Pas de canes, pas de canetons, pas de foie gras...
La raison est simple et cruelle : la fameuse grippe aviaire Influenza qui touche les élevages de canards français. Les producteurs normands se fournissent en canetons dans les élevages du Sud-Ouest ou des Pays de La Loire où a eu lieu un abattage massif des canes reproductrices. Les palmipèdes manquent à l'appel. C'est dans la ferme de La Houssaye à Epaignes qu'est produite la moitié du foie gras normand. En temps normal, ces éleveurs gavent 30000 canards par an. Cette année, ils ne peuvent répondre qu'à 20% des demandes de leurs clients.
Un client averti en vaut deux
Ce matin, il y avait encore quelques foies sous-vide, mais ce graal était déjà réservé. En effet, prévoyant le manque de fin d'année les Lavigne, propriétaires de la Ferme de la Houssaye, avaient depuis le mois de juillet averti leurs clients réguliers. Cette raréfaction des foies a bien sûr eu un impact sur le prix qui est passé de 63 euros par kilo à 75 soit une augmentation globale d'environ 20%.
Sur treize producteurs normands, seuls deux en ont encore, et tout est réservé
Christelle Lavigne, productrice à Epaignes dans l'Eure
Ces producteurs de L'Eure font partie des "Fermiers des Becs", association regroupant en son sein 13 producteurs des 4 départements : Eure, Seine-Maritime, Calvados et Manche.
"Les fermiers des becs" organisent en temps normal 13 marchés autour du foie gras avant les fêtes, cette année il n'y en aura eu que 5.
C'était déjà un métier difficile, mais cette année la situation est catastrophique pour bon nombre de petits producteurs"

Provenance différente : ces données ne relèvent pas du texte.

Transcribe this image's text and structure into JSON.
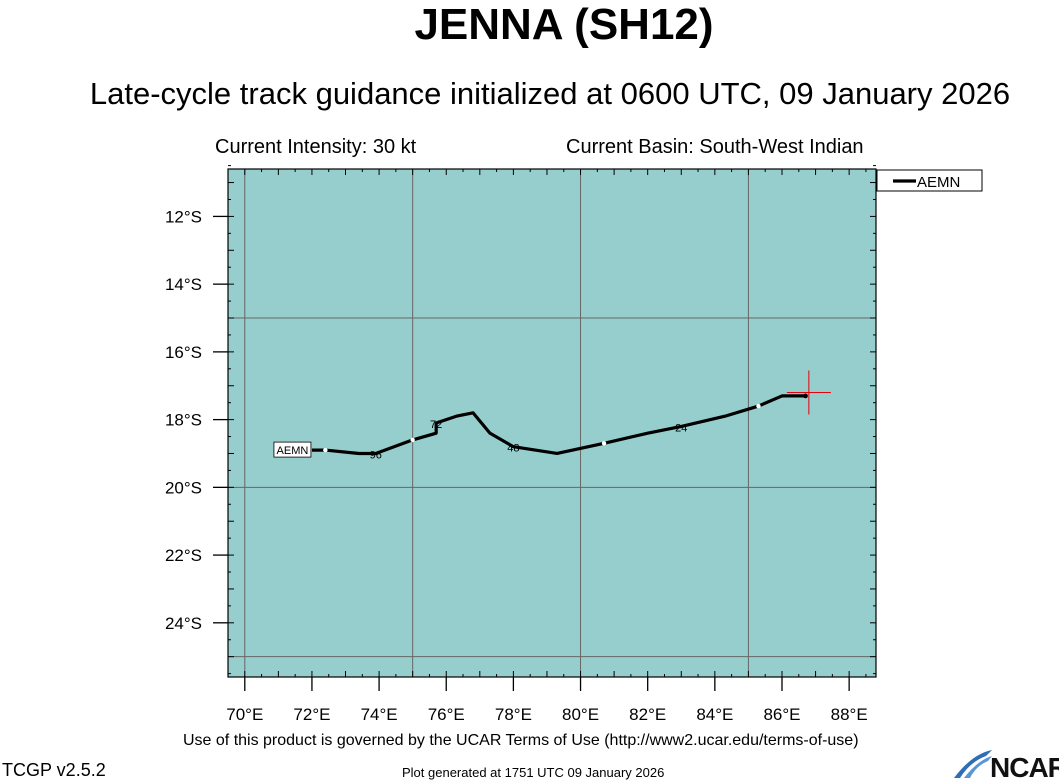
{
  "header": {
    "storm_title": "JENNA (SH12)",
    "subtitle": "Late-cycle track guidance initialized at 0600 UTC, 09 January 2026",
    "intensity": "Current Intensity: 30 kt",
    "basin": "Current Basin: South-West Indian"
  },
  "footer": {
    "terms": "Use of this product is governed by the UCAR Terms of Use (http://www2.ucar.edu/terms-of-use)",
    "version": "TCGP v2.5.2",
    "generated": "Plot generated at 1751 UTC   09 January 2026",
    "logo_text": "NCAR"
  },
  "colors": {
    "ocean": "#96cece",
    "grid": "#666666",
    "track": "#000000",
    "marker": "#e8000b"
  },
  "chart_data": {
    "type": "line",
    "xlabel": "",
    "ylabel": "",
    "xlim": [
      69.5,
      88.8
    ],
    "ylim": [
      -25.6,
      -10.6
    ],
    "x_ticks": [
      {
        "value": 70,
        "label": "70°E"
      },
      {
        "value": 72,
        "label": "72°E"
      },
      {
        "value": 74,
        "label": "74°E"
      },
      {
        "value": 76,
        "label": "76°E"
      },
      {
        "value": 78,
        "label": "78°E"
      },
      {
        "value": 80,
        "label": "80°E"
      },
      {
        "value": 82,
        "label": "82°E"
      },
      {
        "value": 84,
        "label": "84°E"
      },
      {
        "value": 86,
        "label": "86°E"
      },
      {
        "value": 88,
        "label": "88°E"
      }
    ],
    "y_ticks": [
      {
        "value": -12,
        "label": "12°S"
      },
      {
        "value": -14,
        "label": "14°S"
      },
      {
        "value": -16,
        "label": "16°S"
      },
      {
        "value": -18,
        "label": "18°S"
      },
      {
        "value": -20,
        "label": "20°S"
      },
      {
        "value": -22,
        "label": "22°S"
      },
      {
        "value": -24,
        "label": "24°S"
      }
    ],
    "grid_lon": [
      70,
      75,
      80,
      85
    ],
    "grid_lat": [
      -15,
      -20,
      -25
    ],
    "legend_position": "top-right",
    "current_position": {
      "lon": 86.8,
      "lat": -17.2
    },
    "series": [
      {
        "name": "AEMN",
        "end_label": "AEMN",
        "points": [
          [
            86.7,
            -17.3
          ],
          [
            86.0,
            -17.3
          ],
          [
            85.3,
            -17.6
          ],
          [
            84.3,
            -17.9
          ],
          [
            83.0,
            -18.2
          ],
          [
            82.0,
            -18.4
          ],
          [
            80.7,
            -18.7
          ],
          [
            79.3,
            -19.0
          ],
          [
            78.0,
            -18.8
          ],
          [
            77.3,
            -18.4
          ],
          [
            76.8,
            -17.8
          ],
          [
            76.3,
            -17.9
          ],
          [
            75.7,
            -18.1
          ],
          [
            75.7,
            -18.4
          ],
          [
            75.0,
            -18.6
          ],
          [
            73.9,
            -19.0
          ],
          [
            73.4,
            -19.0
          ],
          [
            72.4,
            -18.9
          ],
          [
            72.0,
            -18.9
          ]
        ],
        "gap_points": [
          [
            85.3,
            -17.6
          ],
          [
            80.7,
            -18.7
          ],
          [
            75.0,
            -18.6
          ],
          [
            72.4,
            -18.9
          ]
        ],
        "tau_labels": [
          {
            "text": "24",
            "lon": 83.0,
            "lat": -18.2
          },
          {
            "text": "48",
            "lon": 78.0,
            "lat": -18.8
          },
          {
            "text": "72",
            "lon": 75.7,
            "lat": -18.1
          },
          {
            "text": "96",
            "lon": 73.9,
            "lat": -19.0
          }
        ]
      }
    ]
  }
}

Dominique Maupas, secrétaire de l'association de producteurs de foie gras normands
Dominique Maupas, de l'association des "Fermiers des becs" se souvient que dans les années 80, les producteurs étaient au nombre de 70 et maintenant ils ne sont plus que 13. "C'est un métier par définition saisonnier, où les produits se vendent principalement d'octobre à décembre". Peut-être y a t-il également des changements dans les goûts et les priorités de la société : l'évolution des menus traditionnels, le coût de ce qui reste un produit de luxe, sans parler des opposants au foie gras...
Et qu'en est-il de la grande distribution ?
Les grandes surfaces rencontrent elles aussi les mêmes problèmes d'approvisionnement que les producteurs locaux. Dans les rayons des produits de fêtes, aux côtés du saumon fumé, de la dinde et du boudin blanc, le précieux lobe brille par son absence. Certains espèrent encore des livraisons imprévues. Le client n'a plus qu'à se reporter sur un produit transformé.
On en a au compte-goutte, en provenance de producteurs français
Assistante de direction du supermarché Cora à Rots (14)
Les seuls foies gras frais disponibles à la vente proviennent d'Europe de l'Est : Bulgarie ou Pologne. Cette année, le foie fait maison de l'amateur a donc du plomb dans l'aile... Il va falloir revoir son menu.
Et en 2023 ?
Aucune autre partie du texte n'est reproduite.